The Dakota Access Pipeline has transported crude oil for three years now, further reaffirming the Corps’ initial findings. A key piece of the region’s and our country’s energy infrastructure network, the pipeline has safely transported more than half a million barrels of oil per day from North Dakota to an oil terminal in southern Illinois – a laudable achievement that speaks to the state-of-the-art technologies and safety protocols that continue to make the safest form of energy transfer even safer.

It’s important to note that U.S. Army Corps of Engineers is a nonpolitical agency charged with ensuring the safety of our communities and the environment. Its work is informed by evidence, not politics. The organization is made up of career professionals whose decisions are grounded in science and data. That objectivity is critical to providing certainty to the public that any project under the Corps’ jurisdiction adheres to the highest standards of excellence.

Sadly, Judge Boasberg’s ruling undermines the Corps’ regulatory authority. It sends a message to activists and infrastructure developers in every industry that with enough public pressure the courts can move the goalposts and effectively upend any development, despite developers following all the rules and adhering to regulatory standards. The uncertainty such actions sow will discourage the investment needed to support our nation’s march towards energy independence.

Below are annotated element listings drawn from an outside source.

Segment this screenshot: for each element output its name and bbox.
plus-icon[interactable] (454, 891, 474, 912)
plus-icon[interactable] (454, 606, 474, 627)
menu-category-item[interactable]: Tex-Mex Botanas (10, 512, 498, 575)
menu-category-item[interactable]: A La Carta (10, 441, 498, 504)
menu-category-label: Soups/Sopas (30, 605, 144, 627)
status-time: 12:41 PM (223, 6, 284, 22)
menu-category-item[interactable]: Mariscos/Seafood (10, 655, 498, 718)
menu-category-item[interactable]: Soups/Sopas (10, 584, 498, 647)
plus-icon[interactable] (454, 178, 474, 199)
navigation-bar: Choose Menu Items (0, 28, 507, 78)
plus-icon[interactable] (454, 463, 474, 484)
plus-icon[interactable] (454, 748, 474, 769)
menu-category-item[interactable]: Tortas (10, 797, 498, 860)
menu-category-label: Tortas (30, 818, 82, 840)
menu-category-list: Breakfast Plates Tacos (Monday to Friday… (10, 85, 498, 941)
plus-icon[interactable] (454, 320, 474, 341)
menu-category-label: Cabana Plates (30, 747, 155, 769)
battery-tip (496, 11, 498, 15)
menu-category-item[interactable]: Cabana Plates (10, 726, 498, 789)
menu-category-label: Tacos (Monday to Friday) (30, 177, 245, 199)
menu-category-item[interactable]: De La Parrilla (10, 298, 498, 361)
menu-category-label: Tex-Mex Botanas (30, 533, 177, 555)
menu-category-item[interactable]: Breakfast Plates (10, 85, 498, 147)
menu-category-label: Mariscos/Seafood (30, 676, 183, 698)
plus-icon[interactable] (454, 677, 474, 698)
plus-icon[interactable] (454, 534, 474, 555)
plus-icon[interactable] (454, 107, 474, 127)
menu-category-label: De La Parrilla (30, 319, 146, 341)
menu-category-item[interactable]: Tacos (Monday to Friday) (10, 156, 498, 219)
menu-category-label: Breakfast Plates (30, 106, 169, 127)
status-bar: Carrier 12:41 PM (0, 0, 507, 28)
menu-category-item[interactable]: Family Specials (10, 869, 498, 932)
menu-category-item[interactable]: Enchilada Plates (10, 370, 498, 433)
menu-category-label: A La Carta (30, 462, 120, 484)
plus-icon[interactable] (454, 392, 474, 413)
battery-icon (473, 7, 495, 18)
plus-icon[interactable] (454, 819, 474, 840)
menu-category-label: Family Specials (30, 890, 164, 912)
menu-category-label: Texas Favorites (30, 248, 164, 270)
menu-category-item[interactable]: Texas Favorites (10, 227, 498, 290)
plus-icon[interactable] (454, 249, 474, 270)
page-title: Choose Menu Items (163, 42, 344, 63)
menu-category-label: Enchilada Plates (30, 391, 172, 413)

The context of the decision should also give the public pause. Judge Boasberg insists the Corps and the pipeline builder would not have incentive to complete the new assessment without stopping operations of the pipeline. His position once again ignores the nature of the Corps’ work, which should proceed the same whether the operating permits were vacated or not. Considering that only about 1,000 feet of the 1,200-mile pipeline are in question, it is imprudent at best to shut down the line entirely.

As the region continues to grapple with the COVID-19 pandemic, now is not the time to disrupt a critical component of the region’s economy. The Dakota Access Pipeline has helped keep fuel prices low for consumers and insulated against volatility in the global markets. And by discouraging investment in new infrastructure development, the ruling could kill jobs at a time when millions of Americans are out of work.

Equally troubling, the order to shut down the Dakota Access Pipeline will increase reliance on truck and rail transportation, which have a much poorer safety – and environmental – record, and put a significant strain on overland options. When it became operational, the Dakota Access Pipeline removed up to 700 train car shipments per day — which, ironically, traversed the tribal land for years over a river bridge near a planned water intake facility.

Our country’s regulatory process is intentionally rigorous. It is meant to ensure that development does not jeopardize the health and safety of our communities. That system is compromised when judges and courts insert their authority ahead of the professional work of the men and women tasked with the job, often on little more than a hunch.

We need to trust our regulatory process. That requires setting clear rules and sticking to them, even in the face of pressure from activists who try to game the system to achieve their ideological goals. Regrettably, Judge Boasberg’s decision does the opposite. It hands a small political victory to vocal environmentalists at the expense of our regulatory process. It is now incumbent on an appeals court to right course, uphold the Dakota Access Pipeline findings, and restore confidence for our nation’s infrastructure builders.

Tom Magness (U.S. Army colonel, retired) served as a commander in the U.S. Army Corps of Engineers; he is the founder of the Eagle Leadership Group and acts as a strategic adviser to the Grow America’s Infrastructure Now Coalition.